Prime Minister David Cameron to press Google over ‘complicity’ in porn 

Prime Minister says firms are not doing enough to tackle the menace of internet pornography

David Cameron will tomorrow step up the pressure on Google, Facebook and other internet companies over online porn, suggesting they are complicit in allowing indecent images to be hosted and accessed.

In a significant change of approach by the Prime Minister, who once viewed the internet as “ungoverned space”, Mr Cameron will say the firms are not doing enough to tackle the menace of internet pornography.

The PM last week met the families of Tia Sharp and April Jones, whose murderers had accessed indecent images online before committing their crimes. The two families showed Mr Cameron Facebook pages that were supposed to be tributes to their daughters but had been corrupted by people uploading porn.
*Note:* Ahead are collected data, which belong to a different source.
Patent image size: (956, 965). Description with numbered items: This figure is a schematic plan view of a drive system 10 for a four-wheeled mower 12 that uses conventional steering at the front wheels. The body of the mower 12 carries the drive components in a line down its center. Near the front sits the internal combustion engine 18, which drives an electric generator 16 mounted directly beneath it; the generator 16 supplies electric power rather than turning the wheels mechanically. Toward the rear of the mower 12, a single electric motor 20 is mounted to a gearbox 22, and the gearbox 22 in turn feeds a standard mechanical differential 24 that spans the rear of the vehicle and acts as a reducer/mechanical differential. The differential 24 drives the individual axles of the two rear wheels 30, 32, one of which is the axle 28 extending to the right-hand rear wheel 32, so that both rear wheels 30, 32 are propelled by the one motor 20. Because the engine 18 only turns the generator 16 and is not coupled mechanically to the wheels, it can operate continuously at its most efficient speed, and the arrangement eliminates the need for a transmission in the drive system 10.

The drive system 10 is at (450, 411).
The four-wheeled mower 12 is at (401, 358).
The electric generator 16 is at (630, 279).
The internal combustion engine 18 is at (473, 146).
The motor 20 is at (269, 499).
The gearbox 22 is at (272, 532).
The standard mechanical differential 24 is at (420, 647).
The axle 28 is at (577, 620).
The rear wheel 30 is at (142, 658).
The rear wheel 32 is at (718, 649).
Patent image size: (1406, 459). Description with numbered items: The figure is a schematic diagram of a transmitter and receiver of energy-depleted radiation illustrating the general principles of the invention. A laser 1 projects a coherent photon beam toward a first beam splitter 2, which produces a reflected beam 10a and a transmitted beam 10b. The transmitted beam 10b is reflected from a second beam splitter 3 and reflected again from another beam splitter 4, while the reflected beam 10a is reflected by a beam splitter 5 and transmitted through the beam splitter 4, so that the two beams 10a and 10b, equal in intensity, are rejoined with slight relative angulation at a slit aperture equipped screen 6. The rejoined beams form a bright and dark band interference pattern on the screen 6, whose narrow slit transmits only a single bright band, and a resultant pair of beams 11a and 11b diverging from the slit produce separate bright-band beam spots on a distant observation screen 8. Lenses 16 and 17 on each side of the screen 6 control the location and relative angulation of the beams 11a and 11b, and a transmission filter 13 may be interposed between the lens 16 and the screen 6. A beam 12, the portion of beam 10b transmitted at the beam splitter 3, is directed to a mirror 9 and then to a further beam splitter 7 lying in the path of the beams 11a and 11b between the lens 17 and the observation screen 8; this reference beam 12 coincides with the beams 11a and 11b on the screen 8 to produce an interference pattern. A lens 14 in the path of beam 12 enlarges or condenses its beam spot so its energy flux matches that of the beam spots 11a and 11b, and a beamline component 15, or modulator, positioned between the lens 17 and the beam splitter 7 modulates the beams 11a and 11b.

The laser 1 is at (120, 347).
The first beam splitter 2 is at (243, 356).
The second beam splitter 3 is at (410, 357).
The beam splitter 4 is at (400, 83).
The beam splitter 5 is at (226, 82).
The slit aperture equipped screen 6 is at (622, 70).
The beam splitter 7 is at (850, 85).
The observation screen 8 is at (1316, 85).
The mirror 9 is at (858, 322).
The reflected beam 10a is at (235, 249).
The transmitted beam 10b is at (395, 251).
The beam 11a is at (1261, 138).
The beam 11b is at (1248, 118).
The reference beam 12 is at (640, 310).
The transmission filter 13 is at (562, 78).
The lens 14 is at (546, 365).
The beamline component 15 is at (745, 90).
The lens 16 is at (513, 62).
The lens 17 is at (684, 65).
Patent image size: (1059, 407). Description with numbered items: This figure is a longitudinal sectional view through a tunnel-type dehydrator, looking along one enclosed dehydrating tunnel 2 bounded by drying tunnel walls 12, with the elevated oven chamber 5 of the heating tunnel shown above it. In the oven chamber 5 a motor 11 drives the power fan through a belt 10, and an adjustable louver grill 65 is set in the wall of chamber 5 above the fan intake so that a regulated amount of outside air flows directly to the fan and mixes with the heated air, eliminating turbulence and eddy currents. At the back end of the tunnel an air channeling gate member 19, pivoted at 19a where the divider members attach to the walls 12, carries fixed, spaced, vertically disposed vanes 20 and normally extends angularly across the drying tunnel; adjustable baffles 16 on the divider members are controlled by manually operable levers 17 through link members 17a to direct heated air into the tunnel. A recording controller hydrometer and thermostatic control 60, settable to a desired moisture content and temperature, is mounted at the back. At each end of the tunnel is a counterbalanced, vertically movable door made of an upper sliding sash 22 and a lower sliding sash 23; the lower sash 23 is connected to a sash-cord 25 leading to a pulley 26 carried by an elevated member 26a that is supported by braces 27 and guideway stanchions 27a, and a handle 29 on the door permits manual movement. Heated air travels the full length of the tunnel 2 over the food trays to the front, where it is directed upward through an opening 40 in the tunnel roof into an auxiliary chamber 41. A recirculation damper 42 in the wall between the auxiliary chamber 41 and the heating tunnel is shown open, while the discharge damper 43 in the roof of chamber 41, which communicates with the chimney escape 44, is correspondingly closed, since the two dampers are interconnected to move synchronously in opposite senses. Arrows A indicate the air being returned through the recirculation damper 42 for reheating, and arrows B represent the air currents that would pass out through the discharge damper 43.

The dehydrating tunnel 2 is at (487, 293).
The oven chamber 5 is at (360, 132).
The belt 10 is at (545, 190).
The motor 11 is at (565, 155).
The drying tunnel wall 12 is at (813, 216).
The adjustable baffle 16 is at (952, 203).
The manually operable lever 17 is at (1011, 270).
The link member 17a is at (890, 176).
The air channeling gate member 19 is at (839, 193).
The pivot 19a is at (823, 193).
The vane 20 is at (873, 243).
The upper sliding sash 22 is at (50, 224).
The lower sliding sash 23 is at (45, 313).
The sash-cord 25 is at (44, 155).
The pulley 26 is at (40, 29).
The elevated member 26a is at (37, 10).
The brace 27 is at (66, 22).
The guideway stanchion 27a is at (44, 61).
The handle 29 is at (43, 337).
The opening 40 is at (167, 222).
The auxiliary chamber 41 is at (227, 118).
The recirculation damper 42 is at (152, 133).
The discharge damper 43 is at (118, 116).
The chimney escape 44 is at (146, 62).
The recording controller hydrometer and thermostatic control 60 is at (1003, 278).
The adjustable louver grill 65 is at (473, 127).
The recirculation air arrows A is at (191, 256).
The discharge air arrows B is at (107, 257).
Last month, Maria Miller, the Culture Secretary,  held a summit with Google and other tech companies to discuss steps to curb internet porn. Google offered to spend £3.1m to remove child pornography and other harmful imagery from sites, including developing “hashing” technology which gives each picture a web “fingerprint” allowing it to be identified and removed. A total of £1m of the fund went towards the Internet Watch Foundation.

But in his speech tomorrow, Mr Cameron will say search engines such as Google and Yahoo! aid people in a criminal act by allowing the images to be posted, and that the money volunteered is not enough, compared to the billions of dollars in profit the firms make.

Downing Street aides say he thinks the money offered by Google so far is a “pittance”. “These images are crime scenes,” one said.

Steve Hilton, Mr Cameron’s former strategist and close friend, is married to Rachel Whetstone, a senior Google executive, and his circle has been criticised for their hands-off approach towards the firm.

Mr Cameron has become increasingly concerned, as a father as well as PM,  about the growth of indecent images.

Of the money announced by Google last month, the US National Centre for Missing and Exploited Children received £655,000 ($1m), while £1.3m ($2m) will go towards a new Child Protection Technology Fund launched by Google.